By Porisma P. Gogoi and Rohit Vaid

Mumbai– Despite India on the verge of a major economic reform, healthy inflows of foreign funds and supportive global cues, the Indian equity markets closed flat during the last week.

The positive cues were negated by a mid-week correction. Further, the key indices were dragged down by profit booking, lower crude oil prices, uncertainty on macro-economic data and the risks to two global events.

Bombay Stock Exchange-WikipediaThe 30-scrip sensitive index (Sensex) of the BSE gained only 26.49 points or 0.09 per cent during the week to end at 28,078.35 points.

Similarly, the wider 51-scrip Nifty of the National Stock Exchange (NSE) edged up by 44.65 points or 0.52 per cent to 8,683.15 points.

“Indian equity markets traded with volatile sentiments last week mainly due to profit booking at higher levels from traders,” Dhruv Desai, Director and Chief Operating Officer of Tradebulls, told IANS.

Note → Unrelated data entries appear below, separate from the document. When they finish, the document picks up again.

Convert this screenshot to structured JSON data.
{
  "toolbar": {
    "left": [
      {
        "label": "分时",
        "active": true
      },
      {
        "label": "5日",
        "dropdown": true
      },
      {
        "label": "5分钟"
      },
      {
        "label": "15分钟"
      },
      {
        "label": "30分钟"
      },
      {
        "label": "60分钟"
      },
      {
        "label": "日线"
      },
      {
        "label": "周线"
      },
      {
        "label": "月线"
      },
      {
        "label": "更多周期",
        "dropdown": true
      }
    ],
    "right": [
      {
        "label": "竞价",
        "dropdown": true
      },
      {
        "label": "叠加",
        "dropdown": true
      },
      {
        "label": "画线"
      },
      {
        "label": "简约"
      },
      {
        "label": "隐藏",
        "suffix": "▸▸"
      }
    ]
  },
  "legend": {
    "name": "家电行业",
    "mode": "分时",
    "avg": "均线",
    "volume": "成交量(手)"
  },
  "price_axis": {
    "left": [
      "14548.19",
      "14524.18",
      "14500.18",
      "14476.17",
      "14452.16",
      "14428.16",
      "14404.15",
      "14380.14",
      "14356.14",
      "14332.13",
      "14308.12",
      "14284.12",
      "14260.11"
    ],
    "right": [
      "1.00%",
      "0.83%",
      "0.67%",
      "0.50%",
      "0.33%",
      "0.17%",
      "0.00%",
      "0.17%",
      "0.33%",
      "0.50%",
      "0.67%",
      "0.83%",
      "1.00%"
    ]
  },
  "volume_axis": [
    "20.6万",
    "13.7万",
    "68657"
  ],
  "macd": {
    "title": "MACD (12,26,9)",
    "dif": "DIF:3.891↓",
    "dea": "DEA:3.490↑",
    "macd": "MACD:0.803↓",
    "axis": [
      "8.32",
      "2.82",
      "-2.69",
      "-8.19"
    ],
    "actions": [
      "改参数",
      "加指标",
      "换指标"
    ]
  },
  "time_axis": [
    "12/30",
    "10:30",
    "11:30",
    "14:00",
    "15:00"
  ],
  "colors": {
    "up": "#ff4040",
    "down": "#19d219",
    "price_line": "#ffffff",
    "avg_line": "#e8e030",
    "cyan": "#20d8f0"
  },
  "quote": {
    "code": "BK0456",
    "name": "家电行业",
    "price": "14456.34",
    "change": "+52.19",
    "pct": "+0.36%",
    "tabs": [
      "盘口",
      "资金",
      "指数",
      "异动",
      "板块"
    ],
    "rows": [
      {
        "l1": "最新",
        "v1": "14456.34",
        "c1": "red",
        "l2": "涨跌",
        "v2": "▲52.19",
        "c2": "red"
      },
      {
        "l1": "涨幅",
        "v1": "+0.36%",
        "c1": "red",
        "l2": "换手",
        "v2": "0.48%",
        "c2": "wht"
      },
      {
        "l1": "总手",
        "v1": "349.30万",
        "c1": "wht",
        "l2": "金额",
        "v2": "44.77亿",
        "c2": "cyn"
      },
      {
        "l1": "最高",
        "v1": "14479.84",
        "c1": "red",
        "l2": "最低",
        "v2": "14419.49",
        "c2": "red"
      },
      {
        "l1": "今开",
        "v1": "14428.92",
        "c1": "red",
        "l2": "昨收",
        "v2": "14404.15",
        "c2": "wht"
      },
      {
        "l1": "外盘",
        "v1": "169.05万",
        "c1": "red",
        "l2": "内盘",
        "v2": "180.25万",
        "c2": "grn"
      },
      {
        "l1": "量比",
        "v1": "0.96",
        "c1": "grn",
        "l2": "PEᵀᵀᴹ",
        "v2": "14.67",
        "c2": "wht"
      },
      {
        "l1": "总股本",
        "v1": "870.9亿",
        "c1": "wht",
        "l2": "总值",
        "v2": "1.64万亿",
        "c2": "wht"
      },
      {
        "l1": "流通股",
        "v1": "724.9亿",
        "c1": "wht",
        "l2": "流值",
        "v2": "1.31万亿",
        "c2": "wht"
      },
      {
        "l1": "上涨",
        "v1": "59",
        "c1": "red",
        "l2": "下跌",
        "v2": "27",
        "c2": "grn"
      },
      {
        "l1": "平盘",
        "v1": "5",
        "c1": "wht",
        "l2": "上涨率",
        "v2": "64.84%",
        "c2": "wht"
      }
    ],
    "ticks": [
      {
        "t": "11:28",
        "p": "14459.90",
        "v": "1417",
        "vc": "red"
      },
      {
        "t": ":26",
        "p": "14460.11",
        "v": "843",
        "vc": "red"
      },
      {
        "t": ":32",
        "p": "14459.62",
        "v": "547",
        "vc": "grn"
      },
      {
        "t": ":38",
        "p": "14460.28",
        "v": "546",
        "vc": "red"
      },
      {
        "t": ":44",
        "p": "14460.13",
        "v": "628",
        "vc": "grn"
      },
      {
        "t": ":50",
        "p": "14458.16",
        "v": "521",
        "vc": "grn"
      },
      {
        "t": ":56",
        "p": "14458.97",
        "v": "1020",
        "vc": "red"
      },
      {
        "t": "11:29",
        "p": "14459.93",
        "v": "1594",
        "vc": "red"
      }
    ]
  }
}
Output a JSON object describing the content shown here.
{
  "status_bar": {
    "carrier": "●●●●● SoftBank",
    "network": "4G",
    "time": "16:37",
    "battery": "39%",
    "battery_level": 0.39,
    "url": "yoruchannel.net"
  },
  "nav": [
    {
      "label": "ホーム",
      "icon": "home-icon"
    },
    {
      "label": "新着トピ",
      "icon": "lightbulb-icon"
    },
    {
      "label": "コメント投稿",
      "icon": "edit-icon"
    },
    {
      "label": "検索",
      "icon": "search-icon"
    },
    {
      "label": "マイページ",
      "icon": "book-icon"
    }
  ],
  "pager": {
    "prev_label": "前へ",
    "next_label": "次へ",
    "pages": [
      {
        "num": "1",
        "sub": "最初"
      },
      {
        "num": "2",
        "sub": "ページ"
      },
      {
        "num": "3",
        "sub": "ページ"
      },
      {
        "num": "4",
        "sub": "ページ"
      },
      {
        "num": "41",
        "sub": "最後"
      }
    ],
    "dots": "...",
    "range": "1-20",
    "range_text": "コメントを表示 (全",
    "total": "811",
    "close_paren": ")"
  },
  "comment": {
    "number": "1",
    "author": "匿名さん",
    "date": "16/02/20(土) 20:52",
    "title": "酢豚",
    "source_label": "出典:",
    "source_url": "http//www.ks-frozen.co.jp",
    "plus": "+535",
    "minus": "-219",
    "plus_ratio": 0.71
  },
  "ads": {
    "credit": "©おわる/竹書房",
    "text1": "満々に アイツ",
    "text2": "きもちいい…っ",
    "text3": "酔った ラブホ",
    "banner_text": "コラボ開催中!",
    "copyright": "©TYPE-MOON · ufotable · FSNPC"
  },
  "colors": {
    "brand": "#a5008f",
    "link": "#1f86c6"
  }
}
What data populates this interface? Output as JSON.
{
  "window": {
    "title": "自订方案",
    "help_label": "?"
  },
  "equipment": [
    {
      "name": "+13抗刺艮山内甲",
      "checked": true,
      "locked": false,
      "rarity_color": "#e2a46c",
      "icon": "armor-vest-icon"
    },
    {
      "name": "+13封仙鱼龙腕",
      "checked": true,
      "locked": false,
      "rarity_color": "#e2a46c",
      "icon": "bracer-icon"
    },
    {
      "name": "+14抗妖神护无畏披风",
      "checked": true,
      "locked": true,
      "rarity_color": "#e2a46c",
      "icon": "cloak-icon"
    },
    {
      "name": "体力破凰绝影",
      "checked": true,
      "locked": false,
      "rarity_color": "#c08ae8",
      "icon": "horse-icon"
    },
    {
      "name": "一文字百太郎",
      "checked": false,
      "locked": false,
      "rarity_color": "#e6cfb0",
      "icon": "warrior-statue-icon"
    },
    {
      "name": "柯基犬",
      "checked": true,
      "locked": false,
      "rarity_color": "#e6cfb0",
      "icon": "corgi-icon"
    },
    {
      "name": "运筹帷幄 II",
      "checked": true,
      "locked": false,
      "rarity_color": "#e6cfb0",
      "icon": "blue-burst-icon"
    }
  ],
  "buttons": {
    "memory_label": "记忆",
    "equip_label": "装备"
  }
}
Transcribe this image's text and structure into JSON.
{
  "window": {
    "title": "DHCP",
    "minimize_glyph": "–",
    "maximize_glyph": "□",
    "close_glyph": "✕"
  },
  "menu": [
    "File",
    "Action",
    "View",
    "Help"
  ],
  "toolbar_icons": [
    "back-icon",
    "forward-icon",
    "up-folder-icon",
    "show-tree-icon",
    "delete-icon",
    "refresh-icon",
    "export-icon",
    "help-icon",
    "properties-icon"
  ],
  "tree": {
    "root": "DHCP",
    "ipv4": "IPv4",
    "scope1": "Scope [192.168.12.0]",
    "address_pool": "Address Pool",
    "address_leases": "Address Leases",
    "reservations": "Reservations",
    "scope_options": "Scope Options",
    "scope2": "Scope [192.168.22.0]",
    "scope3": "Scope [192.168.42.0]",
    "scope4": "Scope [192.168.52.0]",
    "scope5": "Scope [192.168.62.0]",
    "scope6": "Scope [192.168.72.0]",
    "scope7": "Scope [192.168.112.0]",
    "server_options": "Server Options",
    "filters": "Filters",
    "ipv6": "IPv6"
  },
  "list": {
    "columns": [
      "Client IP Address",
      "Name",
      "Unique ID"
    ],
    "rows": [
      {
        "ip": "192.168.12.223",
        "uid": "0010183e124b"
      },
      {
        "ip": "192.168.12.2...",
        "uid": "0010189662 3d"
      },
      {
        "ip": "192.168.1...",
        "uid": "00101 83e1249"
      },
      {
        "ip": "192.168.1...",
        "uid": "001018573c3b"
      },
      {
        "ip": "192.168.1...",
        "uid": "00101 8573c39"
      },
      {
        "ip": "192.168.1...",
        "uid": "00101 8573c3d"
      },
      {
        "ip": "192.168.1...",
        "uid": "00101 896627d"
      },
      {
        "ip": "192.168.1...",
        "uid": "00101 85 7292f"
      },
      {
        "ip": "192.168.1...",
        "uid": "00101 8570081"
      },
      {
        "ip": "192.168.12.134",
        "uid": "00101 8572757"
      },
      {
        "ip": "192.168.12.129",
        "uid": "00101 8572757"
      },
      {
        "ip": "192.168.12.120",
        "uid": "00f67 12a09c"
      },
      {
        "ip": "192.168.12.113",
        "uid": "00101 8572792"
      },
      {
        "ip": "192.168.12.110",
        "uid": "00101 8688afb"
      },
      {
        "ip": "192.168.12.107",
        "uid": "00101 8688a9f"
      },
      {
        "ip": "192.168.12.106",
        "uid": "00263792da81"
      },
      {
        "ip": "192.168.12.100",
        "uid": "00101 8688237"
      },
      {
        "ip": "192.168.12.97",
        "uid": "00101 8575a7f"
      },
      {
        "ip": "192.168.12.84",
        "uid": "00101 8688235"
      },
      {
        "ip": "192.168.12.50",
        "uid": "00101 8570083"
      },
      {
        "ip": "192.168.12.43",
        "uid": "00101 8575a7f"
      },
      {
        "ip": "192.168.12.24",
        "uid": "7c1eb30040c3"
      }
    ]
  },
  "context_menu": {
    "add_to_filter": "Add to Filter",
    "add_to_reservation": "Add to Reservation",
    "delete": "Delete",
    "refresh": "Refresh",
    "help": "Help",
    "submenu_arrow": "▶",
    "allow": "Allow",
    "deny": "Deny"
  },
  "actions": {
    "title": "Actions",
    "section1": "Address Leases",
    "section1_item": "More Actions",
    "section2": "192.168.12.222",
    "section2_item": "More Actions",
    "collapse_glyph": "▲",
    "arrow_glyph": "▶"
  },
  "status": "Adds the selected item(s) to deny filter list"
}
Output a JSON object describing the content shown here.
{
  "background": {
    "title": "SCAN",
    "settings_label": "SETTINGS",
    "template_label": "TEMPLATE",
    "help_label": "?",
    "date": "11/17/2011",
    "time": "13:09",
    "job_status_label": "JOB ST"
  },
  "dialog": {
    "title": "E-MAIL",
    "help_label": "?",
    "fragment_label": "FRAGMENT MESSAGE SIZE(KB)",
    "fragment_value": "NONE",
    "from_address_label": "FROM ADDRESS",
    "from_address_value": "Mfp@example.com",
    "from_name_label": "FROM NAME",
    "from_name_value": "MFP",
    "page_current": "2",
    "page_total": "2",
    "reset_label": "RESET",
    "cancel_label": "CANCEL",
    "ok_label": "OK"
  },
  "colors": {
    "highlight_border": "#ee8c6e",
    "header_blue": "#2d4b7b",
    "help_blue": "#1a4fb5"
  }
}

“Speculative trading on the success of the GST (Goods and Services Tax) bill in Rajya sabha also brought volatility in the equity markets.”

The benchmark indices started off the week on a flat note, but soon rose on the back of positive macro economic data — the Purchasing Managers’ Index (PMI) and Eight Core Industries (ECI) output figures — which unleashed fresh buying.

The Rajya Sabha passing the GST bill — the first step in reforming India’s tax laws — boosted investors’ sentiments, which was supported by the Bank of England’s decision to reduce key lending rates by 25 basis points to 0.25 per cent.

“A firm close last week not only signals that markets have in principle acknowledged that there is an emerging consensus, but the recent correction has also allowed to ease the ‘rich’ valuation feeling,” Anand James, Chief Market Strategist at Geojit BNP Paribas Financial Services, told IANS.

Nevertheless, the mid-week correction sparked a spate of value buying and short covering which helped the key indices to pare their losses.

Further, government’s plan for a long-term inflation target of four per cent for the next five years, prediction of healthy monsoon rains during August and appreciation in the rupee’s value supported the upward movement.

The rupee appreciated on a weekly basis. It strengthened by 24 paise to 66.78 against a US dollar from its previous close of 67.02 on July 29.

In addition, the influx of foreign funds aided the markets to recover from lower levels.

Provisional figures from the stock exchanges showed that the week witnessed a hefty influx of foreign funds worth Rs 2,835.78 crore.

Figures from the National Securities Depository (NSDL) showed that foreign portfolio investors were net buyers of equities worth Rs 683.16 crore, or $102.03 million, from August 1-5.

Among the individual Sensex stocks, Tata Steel was the top gainer (up 7.37 per cent at Rs 380.90), followed by Hero MotoCorp (up 7.11 per cent at Rs 3,434.30), Bajaj Auto (up 5.84 per cent at Rs 2,859.85), Maruti Suzuki (up 4.06 per cent at Rs 4,948.35) and Axis Bank (up 3.55 per cent at Rs 565.45).

The losers were led by ICICI Bank (down 6.37 per cent at Rs 246.10), Lupin (down 3.80 per cent at Rs 1,674.55), Larsen and Toubro (L&T) (down 2.91 per cent at Rs 1,512.65), HDFC (down 2.47 per cent at Rs 1,340.45) and Infosys (down 0.61 per cent at Rs 1,067.40).